When did extreme gore on TV become okay?

Growing up, I remember when dead bodies were shown or people were shot in TV shows, there was frequently little or no blood shown, and if there was any blood, it was either just a body lying in a pool of blood after the fact and/or just a red spot on their clothing. Even horror shows on premium cable, like Tales From the Crypt on HBO, weren’t nearly as gory as some of the things I’ve seen on network TV.

Now, the first few minutes of any given episode of Bones has more blood-and-guts gore than nearly anything I’d ever seen in an R-rated horror movie growing up (I was born in the late 70s, grew up during the 80s and early 90s, and watched a lot of horror movies during that time).

When did this happen?

I first noticed it with Bones (premiered 2005) and CSI (the original) (premiered 2000, but the icky part was just the animations of various objects going through various pieces of viscera at first; I think the gross corpses came a few seasons later).

Well, X-files pushed some of the limits, though it may not have been gore exactly. It certainly had some moments that would still count as the “grossest” moments on TV.

CSI seems a good starting point for the gore; their shots of what was going on inside the body were revolutionary for TV.

Heroes in it’s first season had an image of Hayden Panettere? Pannettiere? Panera? sliced open stem to stern and showing organs, as well as other gore… that was… 2006?

House didn’t start it, but I would say it definitely pushed the envelope. Some of the goriest things I’ve seen on TV have been on that show. Along with CSI, it’s done a good job of desensitizing me to onscreen gore (though I still can’t watch “spring-loaded-cat” style horror movie gore).

One show that actually disturbed me recently was Hannibal.
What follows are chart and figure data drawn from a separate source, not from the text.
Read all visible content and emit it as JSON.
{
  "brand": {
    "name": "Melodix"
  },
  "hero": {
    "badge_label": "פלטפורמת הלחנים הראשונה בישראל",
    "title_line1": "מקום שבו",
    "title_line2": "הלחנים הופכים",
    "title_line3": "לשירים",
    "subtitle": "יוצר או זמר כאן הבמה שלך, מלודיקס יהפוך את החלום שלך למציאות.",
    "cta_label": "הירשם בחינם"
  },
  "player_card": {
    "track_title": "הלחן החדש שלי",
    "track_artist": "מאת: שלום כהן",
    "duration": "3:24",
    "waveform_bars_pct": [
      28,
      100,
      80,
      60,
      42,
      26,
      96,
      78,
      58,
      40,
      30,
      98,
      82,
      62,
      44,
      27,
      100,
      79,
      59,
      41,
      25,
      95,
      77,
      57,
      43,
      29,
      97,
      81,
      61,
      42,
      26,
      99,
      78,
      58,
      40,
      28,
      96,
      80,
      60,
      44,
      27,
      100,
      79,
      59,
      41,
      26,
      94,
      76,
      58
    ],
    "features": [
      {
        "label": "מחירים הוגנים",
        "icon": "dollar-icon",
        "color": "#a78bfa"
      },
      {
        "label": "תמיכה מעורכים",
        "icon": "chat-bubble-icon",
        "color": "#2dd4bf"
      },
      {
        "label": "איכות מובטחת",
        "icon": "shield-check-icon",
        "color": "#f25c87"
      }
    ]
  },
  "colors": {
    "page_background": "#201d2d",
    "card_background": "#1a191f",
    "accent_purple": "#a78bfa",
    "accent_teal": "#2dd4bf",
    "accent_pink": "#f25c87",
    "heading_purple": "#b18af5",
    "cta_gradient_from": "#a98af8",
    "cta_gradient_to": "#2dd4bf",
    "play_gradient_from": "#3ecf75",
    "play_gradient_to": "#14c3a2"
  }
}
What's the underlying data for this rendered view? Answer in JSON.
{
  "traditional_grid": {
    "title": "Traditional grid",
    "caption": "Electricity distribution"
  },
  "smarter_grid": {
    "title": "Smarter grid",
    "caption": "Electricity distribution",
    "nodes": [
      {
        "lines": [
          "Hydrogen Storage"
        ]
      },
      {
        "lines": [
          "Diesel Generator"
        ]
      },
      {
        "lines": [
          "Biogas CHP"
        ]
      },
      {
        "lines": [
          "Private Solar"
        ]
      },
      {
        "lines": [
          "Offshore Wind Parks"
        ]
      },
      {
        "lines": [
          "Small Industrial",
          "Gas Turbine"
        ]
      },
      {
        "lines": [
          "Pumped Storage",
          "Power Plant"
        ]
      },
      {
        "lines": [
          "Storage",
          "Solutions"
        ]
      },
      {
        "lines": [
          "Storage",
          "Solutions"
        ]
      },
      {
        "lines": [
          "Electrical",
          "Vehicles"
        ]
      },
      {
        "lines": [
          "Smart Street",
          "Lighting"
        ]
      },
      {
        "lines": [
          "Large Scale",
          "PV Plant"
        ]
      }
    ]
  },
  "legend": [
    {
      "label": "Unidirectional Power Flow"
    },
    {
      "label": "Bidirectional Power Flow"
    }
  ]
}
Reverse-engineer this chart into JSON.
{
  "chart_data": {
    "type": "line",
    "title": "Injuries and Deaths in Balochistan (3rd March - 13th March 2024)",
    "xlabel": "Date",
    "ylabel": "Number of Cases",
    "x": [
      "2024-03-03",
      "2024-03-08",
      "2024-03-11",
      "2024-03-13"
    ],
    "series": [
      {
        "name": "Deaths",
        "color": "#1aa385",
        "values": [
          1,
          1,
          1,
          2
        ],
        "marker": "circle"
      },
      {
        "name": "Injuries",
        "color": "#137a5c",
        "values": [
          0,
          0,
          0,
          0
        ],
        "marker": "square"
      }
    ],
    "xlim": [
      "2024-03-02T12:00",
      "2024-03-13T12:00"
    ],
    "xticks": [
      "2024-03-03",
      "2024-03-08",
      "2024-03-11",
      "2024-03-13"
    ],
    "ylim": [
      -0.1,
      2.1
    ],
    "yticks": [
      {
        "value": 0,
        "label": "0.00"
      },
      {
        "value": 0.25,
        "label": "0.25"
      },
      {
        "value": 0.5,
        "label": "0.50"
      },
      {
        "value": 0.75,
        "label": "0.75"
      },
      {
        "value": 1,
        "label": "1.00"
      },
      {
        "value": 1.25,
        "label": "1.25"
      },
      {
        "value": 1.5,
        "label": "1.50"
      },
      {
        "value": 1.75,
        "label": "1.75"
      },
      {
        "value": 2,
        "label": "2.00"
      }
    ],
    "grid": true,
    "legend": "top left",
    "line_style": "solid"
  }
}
Fantastic show but wow, some of the imagery on that show is just haunting.

Nowadays most people would regard the depictions of blood and guts in MASH* to be mild to silly, but at the time it did seem a little (excuse me) “cutting edge” to some.

I just started watching the first season of The Following and I can’t believe this stuff was shown on a broadcast channel in prime time.

We just watched White House Down, and it was notable how little blood and gore there was - people are machine-gunned left and right and it’s almost all old-style Gunsmoke “grab your stomach and fall over.” Having seen gore splatter all over the TV screen, this is one more example of how either the MPAA ratings are crazy, or we are.

Just a guess, but I would say ER was the start of it. ER shows gore in a medical setting…sets precedent and other shows take that and run with it.

Yeah, I was going to say I first noticed it on either ER or The X-Files.

The first season bothered me a lot…everything just seemed so senseless. There was no point to any of the killing…not enough credible plot to justify it. But I watched it anyway because…Kevin Bacon. Last week I lasted about 20 minutes of season two premiere. Watching all the stabbing on the tube was bad enough but the looney tune dancing with the dead body just sickened me and I turned it off. Finally reached my limit I think.

Back a few years ago I was watching Silent Witnes ( UK version of CSI) and something abut the way the body was slapped around on the slab just grossed me out and I decided I don’t want any one doing anything to my body when I’m dead.

I would go back just a tiny bit further and suggest NYPD Blue as the start. That show pushed the limits in pretty much every category, not just in showing Denis Franz’s butt, and kind of set the bar for what shows could get away with before the FCC got involved (not that they didn’t get in trouble a few times, mainly in places where due to timezones they were on at 9 instead of 10).